It’s safe to say there is enough information nowadays for everyone to know the detrimental effects of smoking. Yet, as of 2016, it was estimated that around 37.8 million adults in the U.S. still smoked cigarettes. According to dosomething.org, 90 percent of smokers began the habit before they were 19 and about 30 percent of teen smokers will continue smoking and die early from a smoking-related disease.
Now, a new report is showing just how much teens are being exposed to smoking just in the streaming and on-demand entertainment they watch, which continues increasing in popularity.
The report, written by the nonprofit Truth Initiative, titled, “While You Were Streaming: Tobacco Use Sees a Renormalization in On-Demand Digital Content, Diluting Progress in Broadcast & Theaters,” found that 79 percent of the shows most popular with people ages 15 to 24 prominently show characters smoking.
This number is higher than in broadcast and cable programming, as well as in movies, which have seen a decrease after the U.S. Surgeon General concluded that exposure to smoking on screens leads young people to smoke.
The video below breaks down some of the Truth Initiative’s findings.
Netflix And Smoke?
In the study, researchers compared seven Netflix shows and seven shows from broadcast or cable networks, with Netflix having 319 tobacco incidents compared to the other shows’ 139 incidents. The worst offender? Netflix’s popular “Stranger Things“, which was found to have more than 180 tobacco incidents in the 2016 season. In comparison, the cable show with the highest amount was “The Walking Dead,” with 94.
Obviously, one of these shows stars children and the other does not, perhaps making the findings about “Stranger Things” even more alarming.

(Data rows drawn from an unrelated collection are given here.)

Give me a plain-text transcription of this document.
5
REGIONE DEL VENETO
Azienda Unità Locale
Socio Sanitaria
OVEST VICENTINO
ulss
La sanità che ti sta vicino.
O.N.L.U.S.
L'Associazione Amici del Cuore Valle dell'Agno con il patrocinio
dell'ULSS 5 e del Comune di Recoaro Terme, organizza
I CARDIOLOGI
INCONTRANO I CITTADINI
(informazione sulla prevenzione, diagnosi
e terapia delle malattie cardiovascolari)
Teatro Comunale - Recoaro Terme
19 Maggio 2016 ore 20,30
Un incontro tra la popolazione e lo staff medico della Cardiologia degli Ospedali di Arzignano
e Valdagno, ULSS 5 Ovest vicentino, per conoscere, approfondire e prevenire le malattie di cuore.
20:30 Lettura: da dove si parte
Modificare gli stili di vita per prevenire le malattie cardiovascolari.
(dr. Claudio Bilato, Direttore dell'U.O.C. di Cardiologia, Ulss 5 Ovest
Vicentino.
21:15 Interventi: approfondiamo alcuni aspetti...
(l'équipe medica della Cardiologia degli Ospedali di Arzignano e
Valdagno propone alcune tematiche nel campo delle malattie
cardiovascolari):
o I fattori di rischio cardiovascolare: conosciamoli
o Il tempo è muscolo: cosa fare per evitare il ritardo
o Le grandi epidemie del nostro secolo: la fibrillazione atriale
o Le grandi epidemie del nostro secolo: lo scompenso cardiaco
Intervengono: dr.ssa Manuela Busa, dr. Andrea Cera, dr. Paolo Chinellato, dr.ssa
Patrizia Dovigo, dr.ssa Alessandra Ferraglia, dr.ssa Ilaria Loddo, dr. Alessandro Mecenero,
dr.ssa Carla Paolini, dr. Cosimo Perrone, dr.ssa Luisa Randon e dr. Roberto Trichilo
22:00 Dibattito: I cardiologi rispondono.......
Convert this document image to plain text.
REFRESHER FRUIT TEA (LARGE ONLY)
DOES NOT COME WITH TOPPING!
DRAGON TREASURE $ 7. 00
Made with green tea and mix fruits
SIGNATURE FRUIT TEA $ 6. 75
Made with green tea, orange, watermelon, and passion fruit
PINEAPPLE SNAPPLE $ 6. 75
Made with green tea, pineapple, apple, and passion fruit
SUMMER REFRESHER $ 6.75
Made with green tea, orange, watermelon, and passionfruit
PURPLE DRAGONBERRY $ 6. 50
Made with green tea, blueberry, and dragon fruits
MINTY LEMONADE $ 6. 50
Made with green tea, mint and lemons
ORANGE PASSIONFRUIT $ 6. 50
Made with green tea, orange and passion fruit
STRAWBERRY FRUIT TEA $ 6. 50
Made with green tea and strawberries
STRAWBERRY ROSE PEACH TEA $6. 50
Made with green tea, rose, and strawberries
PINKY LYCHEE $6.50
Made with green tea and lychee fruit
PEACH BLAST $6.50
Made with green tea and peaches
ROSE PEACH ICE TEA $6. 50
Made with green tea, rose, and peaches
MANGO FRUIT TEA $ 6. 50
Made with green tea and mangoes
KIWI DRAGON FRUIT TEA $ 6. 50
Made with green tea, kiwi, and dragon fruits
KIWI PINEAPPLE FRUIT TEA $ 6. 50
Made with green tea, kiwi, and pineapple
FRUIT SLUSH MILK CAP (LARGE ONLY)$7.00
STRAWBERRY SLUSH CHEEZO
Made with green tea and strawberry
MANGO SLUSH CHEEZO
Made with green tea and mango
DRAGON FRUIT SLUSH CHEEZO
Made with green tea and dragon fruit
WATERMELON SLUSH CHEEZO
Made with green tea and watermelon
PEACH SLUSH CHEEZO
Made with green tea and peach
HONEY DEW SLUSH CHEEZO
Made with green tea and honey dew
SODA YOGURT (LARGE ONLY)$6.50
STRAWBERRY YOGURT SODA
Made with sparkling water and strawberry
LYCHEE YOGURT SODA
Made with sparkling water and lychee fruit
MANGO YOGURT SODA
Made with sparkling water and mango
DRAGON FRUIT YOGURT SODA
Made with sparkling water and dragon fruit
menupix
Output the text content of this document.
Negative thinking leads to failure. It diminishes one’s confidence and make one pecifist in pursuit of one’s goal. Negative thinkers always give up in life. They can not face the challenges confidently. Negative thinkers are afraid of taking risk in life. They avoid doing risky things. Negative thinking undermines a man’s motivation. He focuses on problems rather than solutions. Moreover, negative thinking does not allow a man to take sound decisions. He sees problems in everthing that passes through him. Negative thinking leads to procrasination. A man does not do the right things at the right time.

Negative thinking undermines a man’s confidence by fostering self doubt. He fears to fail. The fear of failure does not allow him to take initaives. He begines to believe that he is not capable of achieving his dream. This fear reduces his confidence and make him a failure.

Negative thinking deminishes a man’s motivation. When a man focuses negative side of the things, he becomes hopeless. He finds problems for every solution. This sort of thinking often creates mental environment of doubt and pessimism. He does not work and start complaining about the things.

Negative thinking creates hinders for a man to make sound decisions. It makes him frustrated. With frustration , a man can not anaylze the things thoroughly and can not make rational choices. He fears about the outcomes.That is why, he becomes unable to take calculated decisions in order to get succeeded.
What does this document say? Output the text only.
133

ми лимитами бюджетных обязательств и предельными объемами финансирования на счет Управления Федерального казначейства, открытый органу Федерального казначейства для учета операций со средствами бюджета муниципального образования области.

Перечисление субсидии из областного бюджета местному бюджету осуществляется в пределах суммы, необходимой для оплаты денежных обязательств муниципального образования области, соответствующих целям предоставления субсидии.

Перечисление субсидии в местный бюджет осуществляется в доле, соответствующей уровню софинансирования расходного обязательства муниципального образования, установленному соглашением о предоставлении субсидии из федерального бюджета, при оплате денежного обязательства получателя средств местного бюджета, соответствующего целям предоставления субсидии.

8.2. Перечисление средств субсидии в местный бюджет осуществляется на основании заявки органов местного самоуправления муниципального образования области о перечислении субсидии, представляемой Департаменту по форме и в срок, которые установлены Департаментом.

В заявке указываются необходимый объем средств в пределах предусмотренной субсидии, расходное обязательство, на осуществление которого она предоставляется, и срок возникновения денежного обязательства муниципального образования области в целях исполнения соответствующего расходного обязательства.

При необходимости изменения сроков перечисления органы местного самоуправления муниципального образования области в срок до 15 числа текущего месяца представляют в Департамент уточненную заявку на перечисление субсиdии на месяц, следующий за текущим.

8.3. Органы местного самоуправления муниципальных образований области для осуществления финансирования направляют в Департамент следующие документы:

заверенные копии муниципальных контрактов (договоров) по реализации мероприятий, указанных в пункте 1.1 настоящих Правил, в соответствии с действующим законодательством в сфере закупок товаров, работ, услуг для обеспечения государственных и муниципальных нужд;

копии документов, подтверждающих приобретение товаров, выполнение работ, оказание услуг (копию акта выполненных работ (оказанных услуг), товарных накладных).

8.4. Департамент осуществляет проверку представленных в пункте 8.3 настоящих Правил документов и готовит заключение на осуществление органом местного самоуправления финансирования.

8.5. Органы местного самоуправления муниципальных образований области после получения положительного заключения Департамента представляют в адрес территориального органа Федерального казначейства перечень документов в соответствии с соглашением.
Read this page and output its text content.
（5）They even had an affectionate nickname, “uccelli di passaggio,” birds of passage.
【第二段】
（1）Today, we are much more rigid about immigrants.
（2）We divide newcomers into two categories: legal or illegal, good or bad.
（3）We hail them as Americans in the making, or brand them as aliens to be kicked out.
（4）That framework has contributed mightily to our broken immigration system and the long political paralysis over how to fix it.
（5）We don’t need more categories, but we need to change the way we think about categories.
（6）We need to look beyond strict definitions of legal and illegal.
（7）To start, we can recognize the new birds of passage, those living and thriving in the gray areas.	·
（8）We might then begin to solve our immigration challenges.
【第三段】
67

“There has been a revolution in television that now encompasses a complex universe including Hulu, Netflix and an emerging world of on-demand platforms,” Robin Koval, CEO and president of Truth Initiative said in the study. “And while everybody was watching, but no one was paying attention, we’ve experienced a pervasive re-emergence of smoking imagery that is glamorizing and renormalizing a deadly habit to millions of impressionable young people. It has to stop.”
You can read the full results online and check out the chart below, which displays the shows used in the report and shows how many smoking incidents were found. You might be shocked to see a family show like Netflix’s “Fuller House” relatively high on the list, with 22 incidents of smoking featured.
Along with smoking, vaping also continues to be a concern when it comes to teenagers, with some schools even warning parents they’re seeing a growing number of discreet e-cigarettes that look like USB drives found on middle and high school campuses.
According to data from a 2017 survey by Monitoring the Future, about 13 percent of eighth graders, 24 percent of tenth graders and nearly 28 percent of twelfth graders at U.S. schools reported using a vaping device.
If you’re worried about your kids smoking cigarettes or using a vaping device, there are things you can do to help them avoid the habit altogether—or to help them quit if they’ve already started.
The American Lung Association recommends giving children and teens a clear, consistent message about the risks of smoking. In other words, tell them honestly and directly that you do not want them smoking. It may sound obvious, but it’s also important to not smoke around your children or allow other people to smoke around them.
If you do catch your teen smoking, ask them why they started. It may be that they’re looking for acceptance by a peer group or want your attention. Also, the U.S. Library of Medicine recommends telling your child about the risks associated with smoking. They my not be thinking of long-term issues like cancer, so informing them of these risks is a good idea.